The town, on the north coast of the Italian Island, is an amazing and picturesque example of Byzantine, Norman, Arab and Italian cultures coming all together. Back in town visitors can admire the picturesque harbour, alleys and medieval buildings. Cefalu’ has one of Sicliy’s finest beaches and everything is so postcard-pretty that director Giuseppe Tornatore chose it to set his Academy Awarded film: Cinema Paradiso.
Less than one hour drive from Cefalu’, you find Santo Stefano di Camastra. Definitely unknown to many people, is actually a very important centre for the production of ceramics as much as it ’s also called The Town of Pottery.
Beautiful and colourful ceramic tiles decorate streets and building of this lovely little village
This art is one of the oldest of the Sicilian traditions and it looks like it was imported in Italy from the Spanish.
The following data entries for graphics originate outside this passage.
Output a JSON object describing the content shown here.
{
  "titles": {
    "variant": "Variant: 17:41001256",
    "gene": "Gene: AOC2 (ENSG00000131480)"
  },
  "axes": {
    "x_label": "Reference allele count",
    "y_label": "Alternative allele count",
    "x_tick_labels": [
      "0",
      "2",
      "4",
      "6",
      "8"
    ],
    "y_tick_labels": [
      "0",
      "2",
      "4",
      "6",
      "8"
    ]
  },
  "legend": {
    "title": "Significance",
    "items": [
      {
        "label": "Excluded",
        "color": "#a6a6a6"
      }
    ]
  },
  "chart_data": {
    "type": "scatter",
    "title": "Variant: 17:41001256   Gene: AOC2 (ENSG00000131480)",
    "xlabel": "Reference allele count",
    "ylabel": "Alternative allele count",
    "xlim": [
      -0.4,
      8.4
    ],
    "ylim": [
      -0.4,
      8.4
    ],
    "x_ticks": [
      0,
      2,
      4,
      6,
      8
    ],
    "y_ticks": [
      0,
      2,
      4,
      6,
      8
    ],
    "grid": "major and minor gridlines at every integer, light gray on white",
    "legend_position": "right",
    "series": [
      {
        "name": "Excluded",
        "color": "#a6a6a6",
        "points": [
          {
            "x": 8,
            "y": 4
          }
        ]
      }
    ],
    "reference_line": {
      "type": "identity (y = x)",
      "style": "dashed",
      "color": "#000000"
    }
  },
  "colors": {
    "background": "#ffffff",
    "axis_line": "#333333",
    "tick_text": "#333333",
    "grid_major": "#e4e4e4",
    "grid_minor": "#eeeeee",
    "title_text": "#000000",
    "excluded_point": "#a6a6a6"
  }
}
As a matter of fact, Italians use the word ‘ maiolica’ to mean tile and it is the term that refers back to Majorca.
Early maioliche were decorated in just two colors: manganese–brown and copper-green. Between 1350 and 1460 improvements were made in kilns and glazes which established the polychrome decoration that is now associated with Renaissance ceramics.
A walk through its streets is a walk among colorful shops with rue masterpieces: the most traditional and picturesque mosaics and tiles.
To get to Cefalu’, you need to fly into Palermo Airport. From there take E90 for about 1-hour drive.